Gunting & Sisir

Dalam deras hujan yang menggusur ketenangan, Paridi berdiri gelisah di ambang pintu rumahnya yang diseruduk banjir. Tangannya yang gemetar karena kedinginan, menggenggam erat gunting dan sisir, benda sederhana yang menjadi senjatanya untuk bertahan hidup. Paridi merenung pada jejak-jejak waktu yang terhempas sapuan banjir yang merenggut segala kenangan. Triplek-triplek yang menjadi tembok rumahnya sudah melapuk menyongsong petaka diobrak-abrik banjir, tapi di pandangannya masih berseri indah tiada tara.

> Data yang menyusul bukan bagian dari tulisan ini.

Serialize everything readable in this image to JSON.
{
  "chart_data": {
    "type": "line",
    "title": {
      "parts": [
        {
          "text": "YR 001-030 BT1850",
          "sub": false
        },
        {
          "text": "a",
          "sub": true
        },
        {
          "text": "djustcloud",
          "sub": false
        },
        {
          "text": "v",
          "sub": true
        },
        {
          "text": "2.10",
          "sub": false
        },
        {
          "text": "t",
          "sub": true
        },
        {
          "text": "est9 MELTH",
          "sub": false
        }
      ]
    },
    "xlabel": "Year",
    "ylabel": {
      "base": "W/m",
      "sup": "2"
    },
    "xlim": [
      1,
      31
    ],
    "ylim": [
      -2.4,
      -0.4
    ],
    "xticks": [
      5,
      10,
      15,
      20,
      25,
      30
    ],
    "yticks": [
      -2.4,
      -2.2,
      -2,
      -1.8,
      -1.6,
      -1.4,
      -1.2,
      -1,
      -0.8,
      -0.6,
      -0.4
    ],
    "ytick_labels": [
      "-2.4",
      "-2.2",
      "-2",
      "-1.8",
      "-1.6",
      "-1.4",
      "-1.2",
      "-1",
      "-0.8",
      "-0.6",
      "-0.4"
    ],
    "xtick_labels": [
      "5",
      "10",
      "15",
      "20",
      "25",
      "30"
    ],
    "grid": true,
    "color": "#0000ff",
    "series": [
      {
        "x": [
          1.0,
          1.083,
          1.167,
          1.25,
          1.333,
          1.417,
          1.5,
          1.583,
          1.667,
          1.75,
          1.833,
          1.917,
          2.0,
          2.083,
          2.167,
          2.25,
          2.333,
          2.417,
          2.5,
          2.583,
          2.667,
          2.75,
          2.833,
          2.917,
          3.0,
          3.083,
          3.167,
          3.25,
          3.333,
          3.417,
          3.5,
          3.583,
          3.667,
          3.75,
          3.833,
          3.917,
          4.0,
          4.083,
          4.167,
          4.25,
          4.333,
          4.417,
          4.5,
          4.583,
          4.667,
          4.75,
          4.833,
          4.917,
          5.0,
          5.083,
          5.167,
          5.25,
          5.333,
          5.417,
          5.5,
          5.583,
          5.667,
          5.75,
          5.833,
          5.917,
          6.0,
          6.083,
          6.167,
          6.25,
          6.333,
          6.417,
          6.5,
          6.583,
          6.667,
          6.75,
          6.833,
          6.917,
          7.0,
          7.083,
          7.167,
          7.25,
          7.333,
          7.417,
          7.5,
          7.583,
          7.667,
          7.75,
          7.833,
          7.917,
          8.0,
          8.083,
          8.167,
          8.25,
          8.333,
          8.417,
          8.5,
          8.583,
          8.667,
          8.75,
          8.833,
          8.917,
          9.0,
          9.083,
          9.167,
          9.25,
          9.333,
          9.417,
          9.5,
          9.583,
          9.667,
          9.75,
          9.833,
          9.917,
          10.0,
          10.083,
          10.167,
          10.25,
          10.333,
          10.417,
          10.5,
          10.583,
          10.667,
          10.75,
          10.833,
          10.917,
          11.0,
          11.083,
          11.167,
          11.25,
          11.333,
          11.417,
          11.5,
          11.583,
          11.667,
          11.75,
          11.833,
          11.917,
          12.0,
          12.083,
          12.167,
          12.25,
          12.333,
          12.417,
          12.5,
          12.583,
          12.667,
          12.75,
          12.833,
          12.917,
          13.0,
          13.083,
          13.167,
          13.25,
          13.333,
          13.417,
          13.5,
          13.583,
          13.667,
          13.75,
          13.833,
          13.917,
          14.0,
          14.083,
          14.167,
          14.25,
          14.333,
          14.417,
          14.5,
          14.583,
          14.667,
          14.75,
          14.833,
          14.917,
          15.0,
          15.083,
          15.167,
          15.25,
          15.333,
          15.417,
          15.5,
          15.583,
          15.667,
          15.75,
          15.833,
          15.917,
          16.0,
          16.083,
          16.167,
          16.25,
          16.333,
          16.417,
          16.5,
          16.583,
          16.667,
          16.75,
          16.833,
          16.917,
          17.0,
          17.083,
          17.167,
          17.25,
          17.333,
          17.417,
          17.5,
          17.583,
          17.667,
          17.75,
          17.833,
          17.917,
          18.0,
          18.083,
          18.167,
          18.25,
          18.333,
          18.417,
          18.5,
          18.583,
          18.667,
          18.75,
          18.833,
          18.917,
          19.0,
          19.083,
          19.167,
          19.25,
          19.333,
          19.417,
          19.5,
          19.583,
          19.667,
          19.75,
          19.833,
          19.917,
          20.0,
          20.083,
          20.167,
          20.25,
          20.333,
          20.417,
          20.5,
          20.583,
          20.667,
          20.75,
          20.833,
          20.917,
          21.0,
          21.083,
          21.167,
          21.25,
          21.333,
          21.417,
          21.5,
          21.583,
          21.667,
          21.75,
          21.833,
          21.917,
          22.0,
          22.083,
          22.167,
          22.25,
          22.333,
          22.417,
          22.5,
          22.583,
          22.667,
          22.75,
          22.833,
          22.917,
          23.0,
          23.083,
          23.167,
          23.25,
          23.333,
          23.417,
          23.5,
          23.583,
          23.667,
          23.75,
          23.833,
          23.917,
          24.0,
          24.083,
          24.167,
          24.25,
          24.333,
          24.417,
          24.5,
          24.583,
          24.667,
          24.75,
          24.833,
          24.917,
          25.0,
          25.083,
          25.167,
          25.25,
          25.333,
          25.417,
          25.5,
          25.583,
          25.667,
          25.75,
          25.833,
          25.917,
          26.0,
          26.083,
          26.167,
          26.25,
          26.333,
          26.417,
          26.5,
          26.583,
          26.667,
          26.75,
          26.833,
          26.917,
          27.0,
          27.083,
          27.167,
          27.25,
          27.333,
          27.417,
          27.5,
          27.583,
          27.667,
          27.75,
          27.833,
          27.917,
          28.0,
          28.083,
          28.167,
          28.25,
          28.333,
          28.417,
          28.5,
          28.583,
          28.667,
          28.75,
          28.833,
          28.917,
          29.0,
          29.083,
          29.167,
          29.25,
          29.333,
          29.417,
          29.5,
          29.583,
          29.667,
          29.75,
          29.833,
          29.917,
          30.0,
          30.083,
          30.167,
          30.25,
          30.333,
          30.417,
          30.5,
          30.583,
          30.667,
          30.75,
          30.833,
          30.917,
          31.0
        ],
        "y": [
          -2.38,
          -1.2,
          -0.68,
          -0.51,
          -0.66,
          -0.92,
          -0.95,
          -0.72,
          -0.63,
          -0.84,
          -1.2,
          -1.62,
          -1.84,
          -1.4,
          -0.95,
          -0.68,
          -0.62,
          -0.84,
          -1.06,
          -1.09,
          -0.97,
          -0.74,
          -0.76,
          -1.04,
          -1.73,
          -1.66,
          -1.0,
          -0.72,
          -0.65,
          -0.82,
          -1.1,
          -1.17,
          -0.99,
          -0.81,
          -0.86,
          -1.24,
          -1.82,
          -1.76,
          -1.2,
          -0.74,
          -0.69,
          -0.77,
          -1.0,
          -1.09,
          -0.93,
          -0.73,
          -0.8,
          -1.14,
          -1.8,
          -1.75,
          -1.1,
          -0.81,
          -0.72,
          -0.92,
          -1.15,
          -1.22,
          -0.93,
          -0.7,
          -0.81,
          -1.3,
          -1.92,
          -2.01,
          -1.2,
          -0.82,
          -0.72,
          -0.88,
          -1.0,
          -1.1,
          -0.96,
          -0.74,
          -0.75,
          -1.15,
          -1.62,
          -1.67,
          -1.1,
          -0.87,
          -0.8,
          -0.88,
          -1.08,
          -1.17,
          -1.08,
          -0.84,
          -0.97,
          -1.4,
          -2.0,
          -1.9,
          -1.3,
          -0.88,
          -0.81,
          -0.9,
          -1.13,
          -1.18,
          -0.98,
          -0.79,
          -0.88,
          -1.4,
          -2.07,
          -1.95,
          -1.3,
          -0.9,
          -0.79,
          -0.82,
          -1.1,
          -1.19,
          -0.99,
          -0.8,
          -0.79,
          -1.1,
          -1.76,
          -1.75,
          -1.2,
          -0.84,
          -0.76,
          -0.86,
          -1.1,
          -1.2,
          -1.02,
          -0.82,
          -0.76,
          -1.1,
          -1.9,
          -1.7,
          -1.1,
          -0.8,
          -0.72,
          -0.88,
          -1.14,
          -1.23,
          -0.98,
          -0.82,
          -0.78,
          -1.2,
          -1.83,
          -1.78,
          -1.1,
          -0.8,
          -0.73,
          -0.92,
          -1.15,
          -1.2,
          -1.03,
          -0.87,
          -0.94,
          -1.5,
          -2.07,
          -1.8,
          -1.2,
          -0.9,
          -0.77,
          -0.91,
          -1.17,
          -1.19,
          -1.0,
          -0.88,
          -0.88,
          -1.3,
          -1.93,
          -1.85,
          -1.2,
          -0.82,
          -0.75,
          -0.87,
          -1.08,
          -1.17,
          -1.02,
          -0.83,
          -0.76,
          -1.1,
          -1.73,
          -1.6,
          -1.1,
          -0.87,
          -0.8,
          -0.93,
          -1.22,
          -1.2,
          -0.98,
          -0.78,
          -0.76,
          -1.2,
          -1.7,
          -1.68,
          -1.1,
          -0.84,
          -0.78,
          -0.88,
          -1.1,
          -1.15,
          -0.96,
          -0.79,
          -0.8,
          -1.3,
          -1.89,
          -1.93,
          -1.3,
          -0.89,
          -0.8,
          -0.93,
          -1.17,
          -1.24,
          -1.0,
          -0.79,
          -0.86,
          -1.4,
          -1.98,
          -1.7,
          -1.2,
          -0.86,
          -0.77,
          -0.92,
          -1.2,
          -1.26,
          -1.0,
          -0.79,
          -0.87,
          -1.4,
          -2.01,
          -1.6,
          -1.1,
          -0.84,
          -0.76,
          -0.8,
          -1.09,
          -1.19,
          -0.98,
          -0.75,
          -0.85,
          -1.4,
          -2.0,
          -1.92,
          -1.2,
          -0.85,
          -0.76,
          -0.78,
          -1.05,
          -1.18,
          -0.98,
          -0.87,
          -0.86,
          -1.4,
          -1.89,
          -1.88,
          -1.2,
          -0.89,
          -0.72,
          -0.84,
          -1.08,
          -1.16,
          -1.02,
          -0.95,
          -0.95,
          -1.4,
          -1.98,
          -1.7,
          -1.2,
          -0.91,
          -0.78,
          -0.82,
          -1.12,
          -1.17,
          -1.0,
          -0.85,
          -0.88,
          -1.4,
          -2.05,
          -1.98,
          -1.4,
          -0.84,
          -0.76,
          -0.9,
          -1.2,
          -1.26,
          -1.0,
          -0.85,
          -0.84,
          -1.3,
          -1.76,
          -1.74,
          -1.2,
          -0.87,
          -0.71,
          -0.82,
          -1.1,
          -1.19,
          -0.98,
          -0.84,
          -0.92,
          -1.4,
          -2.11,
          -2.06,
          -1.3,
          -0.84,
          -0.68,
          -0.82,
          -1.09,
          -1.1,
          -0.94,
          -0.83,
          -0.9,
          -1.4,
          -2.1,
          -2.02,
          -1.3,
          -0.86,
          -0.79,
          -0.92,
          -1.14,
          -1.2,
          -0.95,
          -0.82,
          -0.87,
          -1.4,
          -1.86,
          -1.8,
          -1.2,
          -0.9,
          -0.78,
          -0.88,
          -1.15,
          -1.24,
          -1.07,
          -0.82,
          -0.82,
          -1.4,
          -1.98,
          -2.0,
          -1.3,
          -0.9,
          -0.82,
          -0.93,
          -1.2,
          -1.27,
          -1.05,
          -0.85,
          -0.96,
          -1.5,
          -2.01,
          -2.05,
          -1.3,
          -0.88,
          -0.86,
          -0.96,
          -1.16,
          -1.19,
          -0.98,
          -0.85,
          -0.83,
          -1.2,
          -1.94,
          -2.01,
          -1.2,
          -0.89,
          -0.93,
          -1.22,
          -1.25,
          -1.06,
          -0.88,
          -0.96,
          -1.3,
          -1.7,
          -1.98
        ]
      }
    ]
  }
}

Dengan langkah beriring gemetar, Paridi merayap dalam genangan banjir, membopong gunting dan sisir yang tersandera arus deras. Meskipun kehilangan segala harta benda, Paridi menolak untuk kehilangan dua benda sederhana yang menjadi saksi bisu dari kisah hidupnya. Di tengah seretan banjir yang mendera, Paridi laksana penari ulung yang meliuk-liukkan badan melawan gerusan banjir, membopong dengan kukuh gunting dan sisirnya sebagai simbol pengikat terhadap kisah masa lalu yang seakan ingin diceraikan oleh banjir.

Malam yang kelam tak menyurutkan harapannya. Paridi berjuang bukan hanya untuk menyelamatkan gunting dan sisirnya, tapi juga untuk menyelamatkan dirinya dari keputusasaan. Di bawah sorotan lampu jalan berhiaskan gerimis menjadi saksi tak terbantahkan atas perjuangannya. Dia meyakini bahwasanya harapan adalah satu-satunya harta yang masih dimilikinya, meskipun segalanya telah hilang. Kebahagiaan Paridi bukanlah tentang kepemilikan kembali terhadap harta bendanya yang dirampas badai kehidupan, melainkan keyakinan untuk tetap berani berdiri teguh melanjutkan hidup berbekal keahlian memainkan gunting dan sisirnya.